Nightingale narrowed her eyes, her hand trembling near the hilt of her blade. She was a veteran of the shadows, an assassin who had seen the worst of humanity, but the coldness of this man — his absolute refusal to acknowledge the "soul" of the situation — disturbed her more than the cruelty of any inquisitor. There was no malice in him, which made it even worse. There was only efficiency.

— "Enough, you two," — Roland intervened, stepping into the room. He looked at his cold strategist and his hitherto recent ally, letting out a tired sigh. He rubbed his temples, feeling the weight of his crown.

— "Arthur, although I value the fact that you secured Mr. Pine's loyalty without room for error, try to remember that we are building a civilization, not just a machine. A little empathy can be a lubricant for social change," Roland said, though his tone suggested he knew the advice would fall on deaf ears.

He turned to Nightingale. — "And Nightingale, understand that Arthur didn't say that with ill intentions; it was the most efficient way he found to handle the situation."
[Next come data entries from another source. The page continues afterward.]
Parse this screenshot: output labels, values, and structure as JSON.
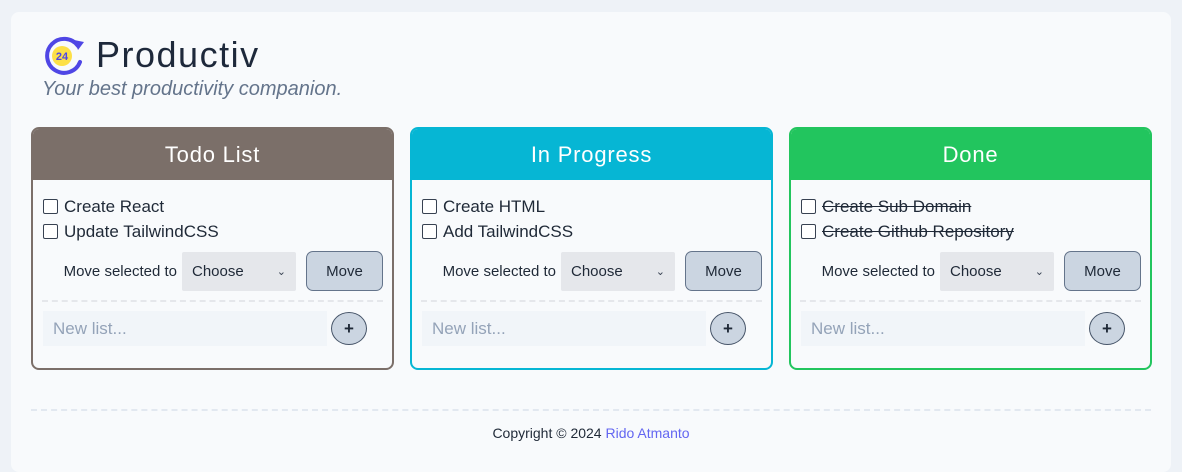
{
  "app": {
    "title": "Productiv",
    "subtitle": "Your best productivity companion.",
    "logo_text": "24"
  },
  "columns": [
    {
      "title": "Todo List",
      "color": "#7b6f69",
      "items": [
        {
          "label": "Create React",
          "done": false
        },
        {
          "label": "Update TailwindCSS",
          "done": false
        }
      ],
      "move_label": "Move selected to",
      "select_value": "Choose",
      "move_button": "Move",
      "new_placeholder": "New list...",
      "add_button": "+"
    },
    {
      "title": "In Progress",
      "color": "#06b6d4",
      "items": [
        {
          "label": "Create HTML",
          "done": false
        },
        {
          "label": "Add TailwindCSS",
          "done": false
        }
      ],
      "move_label": "Move selected to",
      "select_value": "Choose",
      "move_button": "Move",
      "new_placeholder": "New list...",
      "add_button": "+"
    },
    {
      "title": "Done",
      "color": "#22c55e",
      "items": [
        {
          "label": "Create Sub Domain",
          "done": true
        },
        {
          "label": "Create Github Repository",
          "done": true
        }
      ],
      "move_label": "Move selected to",
      "select_value": "Choose",
      "move_button": "Move",
      "new_placeholder": "New list...",
      "add_button": "+"
    }
  ],
  "footer": {
    "copyright": "Copyright © 2024",
    "author": "Rido Atmanto",
    "link_color": "#6366f1"
  }
}
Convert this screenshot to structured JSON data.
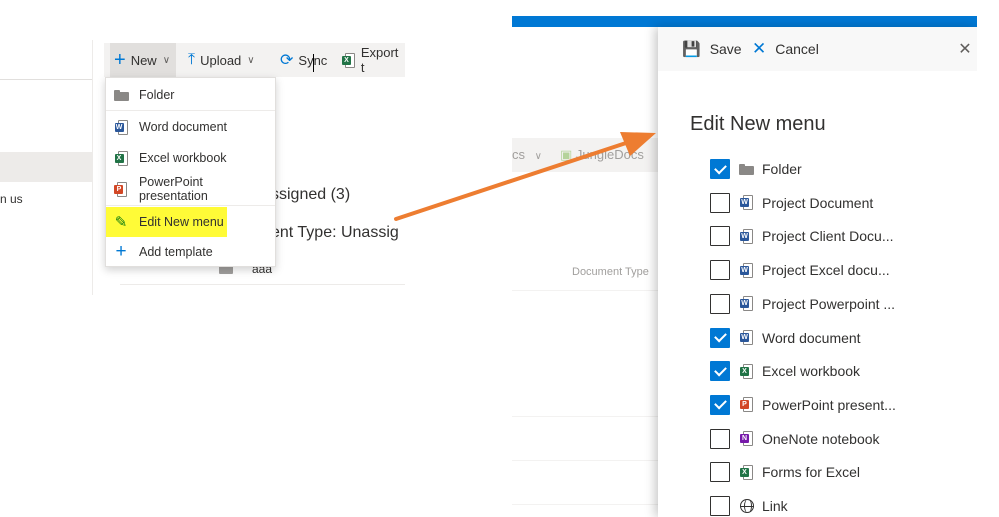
{
  "left": {
    "nav_partial_text": "n us",
    "toolbar": {
      "new_label": "New",
      "upload_label": "Upload",
      "sync_label": "Sync",
      "export_label": "Export t"
    },
    "background": {
      "column_header": "e",
      "group_header": "ssigned (3)",
      "content_type_header": "ent Type: Unassig",
      "item_name": "aaa"
    },
    "new_menu": [
      {
        "label": "Folder",
        "icon": "folder-icon"
      },
      {
        "label": "Word document",
        "icon": "word-icon"
      },
      {
        "label": "Excel workbook",
        "icon": "excel-icon"
      },
      {
        "label": "PowerPoint presentation",
        "icon": "powerpoint-icon"
      },
      {
        "label": "Edit New menu",
        "icon": "pencil-icon",
        "highlighted": true
      },
      {
        "label": "Add template",
        "icon": "plus-icon"
      }
    ]
  },
  "right": {
    "background": {
      "toolbar_partial": "cs",
      "junglemail_label": "JungleDocs",
      "column_header": "Document Type"
    },
    "panel": {
      "save_label": "Save",
      "cancel_label": "Cancel",
      "title": "Edit New menu",
      "options": [
        {
          "label": "Folder",
          "checked": true,
          "icon": "folder-icon"
        },
        {
          "label": "Project Document",
          "checked": false,
          "icon": "word-icon"
        },
        {
          "label": "Project Client Docu...",
          "checked": false,
          "icon": "word-icon"
        },
        {
          "label": "Project Excel docu...",
          "checked": false,
          "icon": "word-icon"
        },
        {
          "label": "Project Powerpoint ...",
          "checked": false,
          "icon": "word-icon"
        },
        {
          "label": "Word document",
          "checked": true,
          "icon": "word-icon"
        },
        {
          "label": "Excel workbook",
          "checked": true,
          "icon": "excel-icon"
        },
        {
          "label": "PowerPoint present...",
          "checked": true,
          "icon": "powerpoint-icon"
        },
        {
          "label": "OneNote notebook",
          "checked": false,
          "icon": "onenote-icon"
        },
        {
          "label": "Forms for Excel",
          "checked": false,
          "icon": "excel-icon"
        },
        {
          "label": "Link",
          "checked": false,
          "icon": "globe-icon"
        }
      ]
    }
  },
  "colors": {
    "accent": "#0078d4",
    "arrow": "#ed7d31",
    "highlight": "#fffb37",
    "word": "#2b579a",
    "excel": "#217346",
    "powerpoint": "#d24726",
    "onenote": "#7719aa"
  }
}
Roland walked to the window, looking out at the courtyard where the first snowflakes were beginning to fall.

— "We have a wall to finish, an army to arm, and a winter that intends to kill us all," the Prince concluded, his voice heavy with the pragmatism of a man who had accepted his burden. — "We don't have time for debates. First, we need to survive. We can worry about our souls when the sun shines again."

Nightingale let out an audible sigh of frustration, shot Arthur one last look of deep mistrust, and vanished back into the mist. Arthur, indifferent, simply picked up his quill and returned to his calculations, the scratching of the nib against the parchment being the only sound in the room.